BEKABAR.ID, KERINCI - Desakan keras kembali datang dari jantung dua desa di Kabupaten Kerinci, yakni Pulau Pandan dan Karang Pandan terhadap pelaksanaan kompensasi proyek Pembangkit Listrik Tenaga Air (PLTA) Kerinci Merangin Hidro (KMH).
Ketua BPD Desa Pulau Pandan, Nanang, angkat bicara menyuarakan suara masyarakat yang selama ini mendukung penuh proyek strategis nasional tersebut, namun justru merasa diabaikan hak dan aspirasinya.
Sudah lebih dari empat tahun, masyarakat menjaga kondusifitas proyek PLTA di wilayah mereka. Tidak satu pun aksi anarkis atau bentuk penghalangan terjadi. Bahkan, tak ada barang milik perusahaan yang hilang, satu batang besi pun tidak sebuah bukti konkret bahwa masyarakat dua desa mendukung penuh proyek ini secara damai dan bertanggung jawab.
Namun, seiring waktu, kekecewaan perlahan berubah menjadi luka yang dalam. “Kami merasa pihak perusahaan tidak menunjukkan itikad baik. Pendekatan yang digunakan lebih kepada individu atau kelompok tertentu, bukan musyawarah menyeluruh yang melibatkan unsur desa dan adat,” tegas Nanang.
Ia menyebut dampak PLTA kini mulai terasa nyata. “Ada ketidakadilan sosial, ganti rugi yang tidak jelas, perpecahan antar saudara, dampak lingkungan, bahkan sumber mata pencaharian kami yaitu sungai kini sudah tidak bisa diandalkan seperti dulu. Sawah-sawah pun kesulitan air. Jalan masyarakat rusak. Banyak dampak yang tak bisa lagi kami tutupi dengan kata-kata,” ucapnya.
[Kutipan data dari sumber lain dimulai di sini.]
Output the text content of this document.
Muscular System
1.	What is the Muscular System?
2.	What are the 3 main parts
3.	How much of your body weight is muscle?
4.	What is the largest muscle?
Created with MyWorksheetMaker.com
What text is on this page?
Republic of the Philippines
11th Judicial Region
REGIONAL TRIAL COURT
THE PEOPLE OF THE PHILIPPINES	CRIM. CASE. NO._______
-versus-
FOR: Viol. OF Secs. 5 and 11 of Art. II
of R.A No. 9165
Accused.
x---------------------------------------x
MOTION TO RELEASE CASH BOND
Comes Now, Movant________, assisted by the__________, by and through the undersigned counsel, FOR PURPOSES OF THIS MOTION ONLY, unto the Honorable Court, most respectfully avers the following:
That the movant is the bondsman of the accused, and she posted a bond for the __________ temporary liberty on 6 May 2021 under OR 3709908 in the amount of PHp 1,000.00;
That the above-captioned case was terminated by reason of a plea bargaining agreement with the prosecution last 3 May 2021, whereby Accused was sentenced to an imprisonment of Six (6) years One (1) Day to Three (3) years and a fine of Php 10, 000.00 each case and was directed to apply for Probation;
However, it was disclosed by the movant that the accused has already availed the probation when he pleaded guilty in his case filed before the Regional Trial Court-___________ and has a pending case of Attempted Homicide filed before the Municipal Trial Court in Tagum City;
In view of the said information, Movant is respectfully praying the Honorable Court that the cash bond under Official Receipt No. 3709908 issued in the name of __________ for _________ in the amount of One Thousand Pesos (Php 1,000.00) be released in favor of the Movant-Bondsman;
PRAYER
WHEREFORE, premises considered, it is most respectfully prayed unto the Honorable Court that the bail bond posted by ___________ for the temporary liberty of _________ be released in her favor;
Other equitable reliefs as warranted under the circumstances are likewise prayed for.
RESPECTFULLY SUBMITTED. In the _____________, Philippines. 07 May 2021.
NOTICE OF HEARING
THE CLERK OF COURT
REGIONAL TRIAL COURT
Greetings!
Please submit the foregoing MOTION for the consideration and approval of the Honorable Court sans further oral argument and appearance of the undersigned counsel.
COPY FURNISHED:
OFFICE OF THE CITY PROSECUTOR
Nanang juga mempersoalkan pernyataan Humas PT KMH, Aslori Ilham, yang menyebut bahwa kompensasi sudah dibayarkan berdasarkan hasil musyawarah. “Musyawarah yang mana? Siapa yang mengesahkan? Kapan dibuat? Apa isinya? Berapa nilainya? Kompensasi untuk apa saja? Itu semua tak pernah disampaikan secara terbuka kepada masyarakat luas,” bantah Nanang.
Lebih jauh, Nanang mengungkap bahwa kesepakatan terakhir yang ditandatangani dalam musyawarah di Gedung Serbaguna Pulau Pandan mengatur bahwa urusan kompensasi PLTA harus melibatkan empat unsur penting desa: Kepala Desa, BPD, Lembaga Adat, dan Tokoh Masyarakat/Alim Ulama. Tapi faktanya, hanya dua kepala desa yang diundang dan hadir ke PLTA Danau Kerinci.
“Ini bentuk pengkhianatan terhadap kesepakatan yang kami bangun bersama. Maka tak heran, kini muncul mosi tidak percaya terhadap para kepala desa dan lembaga adat. Apalagi mereka sendiri sudah menyatakan tak sanggup menyelesaikan masalah ini. Kalau tidak sanggup melindungi masyarakat, silakan mundur. Kami tidak butuh pemimpin yang hanya menikmati jabatan, tapi lari dari tanggung jawab,” tegasnya.
Sebelumnya Nanang juga menyampaikan harapan terakhir masyarakat kini ditujukan kepada Presiden terpilih Prabowo Subianto, Yusuf Kalla, Gubernur Jambi, Bupati Kerinci, hingga para wakil rakyat di DPR RI, DPRD Provinsi, dan Kabupaten.
“Kami sudah menjaga, mendukung, dan sabar. Tapi hak kami tidak bisa terus diabaikan. Ini bukan semata soal uang. Ini tentang kehidupan anak, istri, dan cucu kami ke depan. Kalau perusahaan masih menganggap ini soal kecil, berarti mereka tak pernah benar-benar memahami makna keadilan sosial,” seru Nanang.
Masyarakat juga menegaskan agar PT KMH tidak membenturkan masyarakat dengan pihak luar. “Ini persoalan antara masyarakat dan perusahaan, bukan antara masyarakat dengan siapa pun. Jangan jadikan pihak ketiga sebagai perisai untuk menutupi masalah,” imbuhnya.
Menutup pernyataannya, Nanang menegaskan bahwa masyarakat dua desa tidak menolak proyek nasional, namun mereka hanya ingin diperlakukan adil.
“Kalau tak ada yang peduli, kami siap mempertahankan hak kami sampai titik darah penghabisan. Kami hanya ingin suara kami didengar, bukan diabaikan. Jangan hanya menerima laporan di meja yang indah, turunlah ke lapangan, lihat sendiri kebenaran yang kami alami,” pungkasnya.